There is always some risk with being online, so my best piece of advice is, "It CAN happen to you." A healthy dose of skepticism is a good foundation that may help you take internet safety seriously. Some more tangible steps to take:

  1. Look for Verification
    If you are looking at social media web sites for an organization, there will be a verification checkmark on legitimate web sites besides the profile name. No checkmark = unverified site. Be skeptical.
  2. Run Security Updates
    Keep your computers and devices current with security updates. For your personal Windows laptop, for example, turn on Automatic Update in Windows. Other devices have similar capabilities. Use them.
  3. Back-Up Your Files
    Back up your sensitive information. If you have a ransomware attack, where you cannot access your data, you will be glad you have a backup copy.
  4. Change Your Default Passwords
    Be sure to change the default passwords on your networking, security, and Smart devices. Contact your manufacturer if you have difficulty with this.
  5. Opt-Out of Cookies
    Opt-out of tracking cookies with your browser. Check your browser for its cookie settings.
  6. Be Selective
    Be selective with what you share online. Social Engineers (people after your information) can piece together personal information from numerous sites or sources to create a database for identity theft with a simple Google search.
  7. Be Careful with Downloads
    Be careful with what you download from the internet. Use malware scanning tools before you download an application or software.
  8. Unplug
    Disconnect your computer from the internet and turn it off as much as you can. Someone can't attack your computer if it is powered off or disconnected from your network.
  9. Report Scams
    If you suspect you've encountered a scam, it's important to report it to help the authorities and to get the word out to other potential victims. If it was a sweetheart scam, you should contact the police and/or the Federal Trade Commission. If the scammer impersonated an organization, please notify that organization as well as the Federal Trade Commission.

If the scam happened online, you can report it to the FBI's Internet Crime Complaint Center. Here is a list of other places to report scams.

What are some of the newest fraud techniques scammers are using?

Remember what I said about cybercriminals piecing together information from several public sources?

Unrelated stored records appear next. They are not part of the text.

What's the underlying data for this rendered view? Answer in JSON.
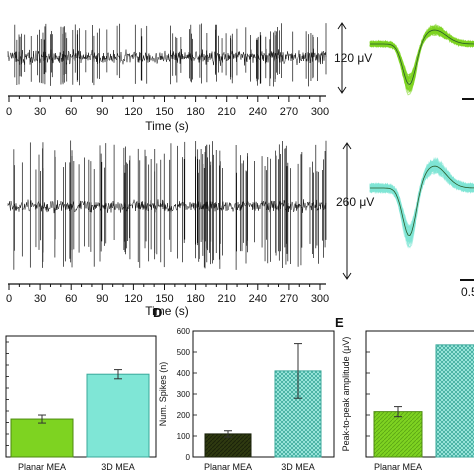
{
  "time_axis": {
    "label": "Time (s)",
    "ticks": [
      "0",
      "30",
      "60",
      "90",
      "120",
      "150",
      "180",
      "210",
      "240",
      "270",
      "300"
    ]
  },
  "scale_bars": {
    "top": "120 μV",
    "bottom": "260 μV",
    "bottom_time_partial": "0.5"
  },
  "panel_letters": {
    "D": "D",
    "E": "E"
  },
  "colors": {
    "trace": "#111111",
    "planar_mea": "#7ed321",
    "planar_mea_dark": "#2f3a10",
    "mea_3d": "#7fe6d6",
    "mea_3d_dark": "#7ec8c0",
    "waveform_top": "#7ed321",
    "waveform_bottom": "#7fe6d6"
  },
  "chart_data": [
    {
      "type": "line",
      "panel": "top-trace",
      "xlabel": "Time (s)",
      "ylabel": "",
      "xlim": [
        0,
        300
      ],
      "ticks": [
        0,
        30,
        60,
        90,
        120,
        150,
        180,
        210,
        240,
        270,
        300
      ],
      "scale_bar": "120 μV"
    },
    {
      "type": "line",
      "panel": "bottom-trace",
      "xlabel": "Time (s)",
      "ylabel": "",
      "xlim": [
        0,
        300
      ],
      "ticks": [
        0,
        30,
        60,
        90,
        120,
        150,
        180,
        210,
        240,
        270,
        300
      ],
      "scale_bar": "260 μV"
    },
    {
      "type": "bar",
      "panel": "C",
      "categories": [
        "Planar MEA",
        "3D MEA"
      ],
      "values": [
        0.33,
        0.72
      ],
      "errors": [
        0.035,
        0.04
      ],
      "xlabel": "",
      "ylabel": ""
    },
    {
      "type": "bar",
      "panel": "D",
      "categories": [
        "Planar MEA",
        "3D MEA"
      ],
      "values": [
        110,
        410
      ],
      "errors": [
        15,
        130
      ],
      "ylabel": "Num. Spikes (n)",
      "ylim": [
        0,
        600
      ],
      "yticks": [
        "0",
        "100",
        "200",
        "300",
        "400",
        "500",
        "600"
      ]
    },
    {
      "type": "bar",
      "panel": "E",
      "categories": [
        "Planar MEA",
        "3D MEA"
      ],
      "values": [
        0.36,
        0.89
      ],
      "errors": [
        0.04,
        0
      ],
      "ylabel": "Peak-to-peak amplitude (μV)"
    }
  ]
}
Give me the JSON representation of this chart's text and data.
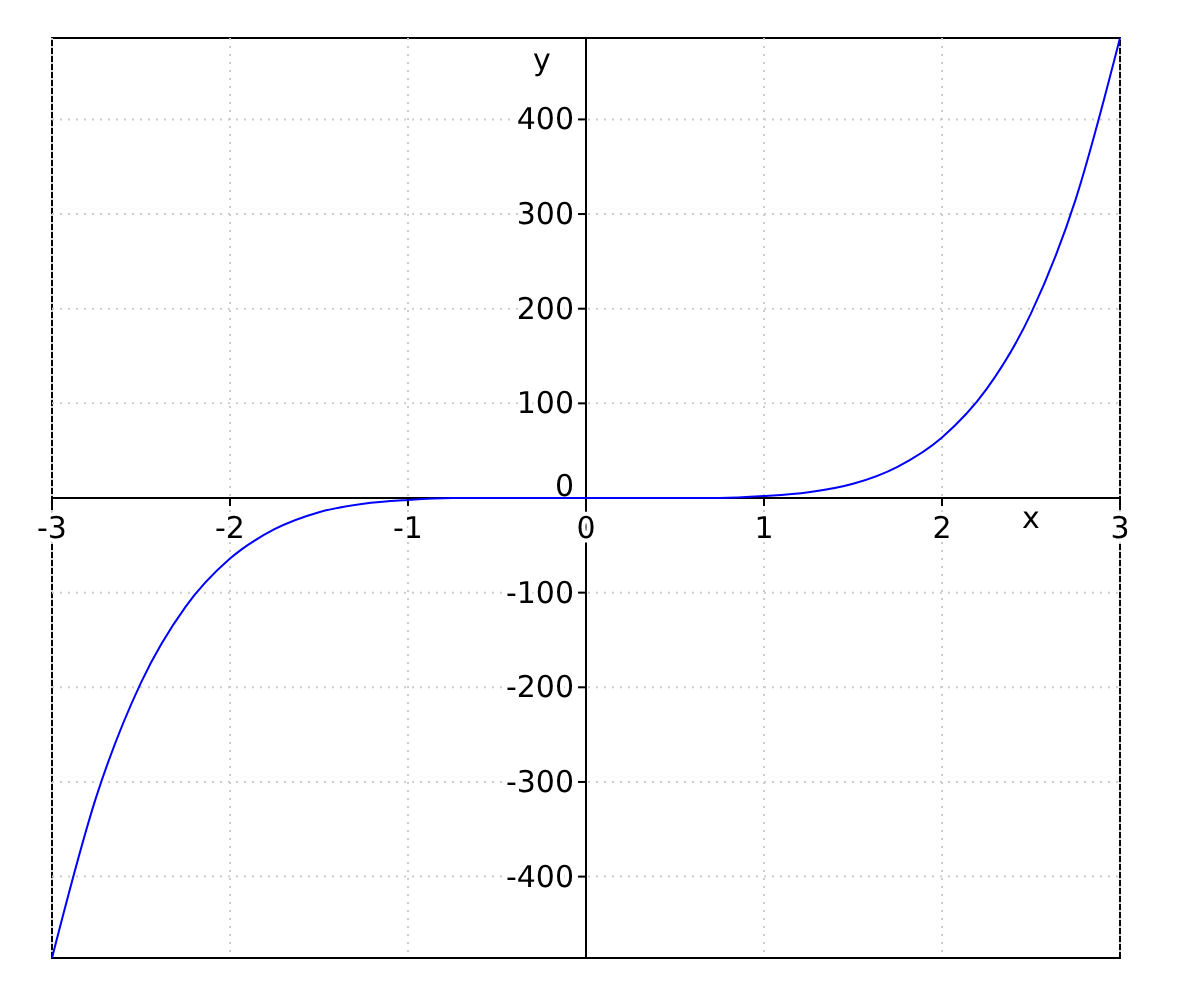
{
  "chart_data": {
    "type": "line",
    "xlabel": "x",
    "ylabel": "y",
    "x": [
      -3,
      -2.75,
      -2.5,
      -2.25,
      -2,
      -1.75,
      -1.5,
      -1.25,
      -1,
      -0.75,
      -0.5,
      0,
      0.5,
      0.75,
      1,
      1.25,
      1.5,
      1.75,
      2,
      2.25,
      2.5,
      2.75,
      3
    ],
    "series": [
      {
        "color": "#0000ff",
        "values": [
          -486,
          -315,
          -195,
          -115,
          -64,
          -33,
          -15,
          -6,
          -2,
          0,
          0,
          0,
          0,
          0,
          2,
          6,
          15,
          33,
          64,
          115,
          195,
          315,
          486
        ]
      }
    ],
    "xlim": [
      -3,
      3
    ],
    "ylim": [
      -486,
      486
    ],
    "xticks": [
      -3,
      -2,
      -1,
      0,
      1,
      2,
      3
    ],
    "yticks": [
      -400,
      -300,
      -200,
      -100,
      0,
      100,
      200,
      300,
      400
    ],
    "grid": true,
    "marker": "none",
    "line_style": "solid"
  }
}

Well, they also use previously stolen information they acquire, purchase, or steal from a second illegal source to create fraudulent financial accounts like a home equity line of credit (HELOC). Once they have the fraudulent account, they attempt to get checks they can cash at other financial institutions. BECU has several security and fraud controls in place to prevent, detect, and respond to these types of attacks. But, this scenario underscores the need for all of us to continue to be very cautious with sharing our personal and financial information.

What's the one thing you would tell people to do when it comes to staying safe online?

First and foremost, be skeptical. If it sounds too good to be true, it probably is. Additionally, guard your privacy. There are increasing amounts of settings in social media and networking devices that help protect us. Use them.

What are some of the security initiatives you and your team are working on at BECU?

There are three general categories of initiatives we are doing at BECU. First, we are investing in cybersecurity using a North Star aspiration of the National Institute Standards and Technology (NIST) Cybersecurity Framework. Without going into too much detail, the framework is the foundation of the current Credit Union and financial institution requirements. It helps us deliver value as well as to measure our increases in cybersecurity maturity against the ever-changing threats we face.

Second, we are focusing on increasing cybersecurity awareness at BECU. Every employee plays a significant role in protecting our members' information and BECU's reputation in our community. We are doing what we can to arm our employees with tools and knowledge to be our first line of defense and our first responders against cybercriminals.

Third, we are looking to build in cybersecurity rather than bolting it on. What that means is as IT, the lines of business, or BECU strategy goes, so does Cybersecurity. We want to move from adding cybersecurity requirements or remediation to the end of a project, purchase, supplier relationship, or software application and start at the beginning.